Nielsen only offers live program-plus-same day time-shifted viewing for local TV. That said, a 2018 4A’s industry report said “live plus one ratings at the local level tie closely to C7 ratings [on the national level] on an index basis.”
Right now, most media agencies don’t ink deals on local TV viewer impressions. Magna Global says it believes it is the first to do so, according to an Axios report.
Why wasn’t this done earlier?
Frank Comerford, the CRO-president of commercial operations for NBCUniversal Owned Television Stations -- which will be one of the first TV station groups to move to impressions -- has said TV station executives were worried about upsetting the “apple cart.”
Does that mean these executives were concerned that a transition period to impressions to establish new client-based ad-pricing levels would possibly lose more business to locally focused digital media platforms?
With some $20 billion a year on the line when it comes to traditional local TV station ad revenue, maybe that’s an easy answer.
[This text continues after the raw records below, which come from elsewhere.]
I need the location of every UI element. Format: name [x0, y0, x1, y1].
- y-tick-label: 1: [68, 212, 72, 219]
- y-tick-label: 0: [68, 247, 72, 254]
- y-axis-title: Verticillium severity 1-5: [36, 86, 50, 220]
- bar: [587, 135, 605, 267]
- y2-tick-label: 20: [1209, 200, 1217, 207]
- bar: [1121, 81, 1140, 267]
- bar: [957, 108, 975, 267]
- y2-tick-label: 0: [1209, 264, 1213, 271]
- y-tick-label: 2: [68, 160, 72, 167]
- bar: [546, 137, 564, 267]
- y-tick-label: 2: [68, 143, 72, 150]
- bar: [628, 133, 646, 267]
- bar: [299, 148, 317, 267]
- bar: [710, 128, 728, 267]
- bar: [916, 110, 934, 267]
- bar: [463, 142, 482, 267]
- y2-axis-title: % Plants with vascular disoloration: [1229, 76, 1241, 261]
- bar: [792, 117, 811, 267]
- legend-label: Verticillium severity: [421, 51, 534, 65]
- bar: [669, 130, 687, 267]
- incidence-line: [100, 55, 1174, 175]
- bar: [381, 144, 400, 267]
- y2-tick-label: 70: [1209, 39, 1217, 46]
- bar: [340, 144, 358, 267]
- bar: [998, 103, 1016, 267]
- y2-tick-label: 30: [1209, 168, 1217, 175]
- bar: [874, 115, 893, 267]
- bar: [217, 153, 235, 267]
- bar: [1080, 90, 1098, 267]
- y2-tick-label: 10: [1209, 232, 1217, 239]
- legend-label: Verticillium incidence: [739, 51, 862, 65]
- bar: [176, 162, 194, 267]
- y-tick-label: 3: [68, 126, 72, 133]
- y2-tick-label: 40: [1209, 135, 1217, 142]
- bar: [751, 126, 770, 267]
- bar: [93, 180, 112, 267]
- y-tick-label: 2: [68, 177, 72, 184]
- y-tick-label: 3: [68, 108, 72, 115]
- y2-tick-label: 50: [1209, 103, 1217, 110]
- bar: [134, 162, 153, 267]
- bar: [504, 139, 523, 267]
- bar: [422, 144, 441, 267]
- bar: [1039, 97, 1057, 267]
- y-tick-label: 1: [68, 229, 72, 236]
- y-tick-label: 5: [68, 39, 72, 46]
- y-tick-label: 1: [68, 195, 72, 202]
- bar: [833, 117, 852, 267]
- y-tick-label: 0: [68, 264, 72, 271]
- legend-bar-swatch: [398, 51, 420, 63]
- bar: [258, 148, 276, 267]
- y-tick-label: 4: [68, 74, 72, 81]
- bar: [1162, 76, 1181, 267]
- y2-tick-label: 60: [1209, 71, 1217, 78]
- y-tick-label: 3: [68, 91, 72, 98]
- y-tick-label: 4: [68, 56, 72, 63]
Wayne, media planners do not create plans for their branding clients the same way that direct response media people do, The latter are trying to sell a given number of items relative to a number of attempts---"impressions". Hence it is perfectly valid for the DR types to estimate their normal---or expected---response rate and buy whatever number of "impressions" or eyeball "exposures" that may generate the desired outcome. Branding advertisers, on the other hand, are concerned with how well they are covering a target group with their ad message. So they look at the market in terms of percentages. The goal may be to reach 75% per month an average of 4 times. That translates to 300 GRPs per month To determine what TV ad schedule can deliver that reach and frequency you will have to convert "impressions" into percantages using the population---or target group---universe as the base for the calculation. This can be done for any medium--TV, radio, print, OOH and digital. Yet there seems to be a silly reluctance to convert digital "impressions" into ratings---or GRPs. In reality, the two are exactly the same thing--one indicates the number of eyeballs; the other expresses it as a percentage. In short, this "move" is not really a change at all. Buyers for branding clients willl still be given GRP as their goal, not "impressions".
Yet again, Ed Papazian has covered the territory well...
and I agree with his observations and recommendations.
Yet, I cannot help but observe that this
latest obsession with impressions really makes
a "bad impression" when it comes to knowledge
and transparency in the local TV Stations business.
I respect Brad Adgate and certain Media Agencies,
however, "using audience instead of ratings"
makes no sense. It's nonsense, in fact.
To substitute the low standards of digital "audience" measurement
for the threatened standards of TV audience measurement
makes it seem as if so-called "data scientists" have replaced
the media researchers to the detriment of quality in media planning and buying.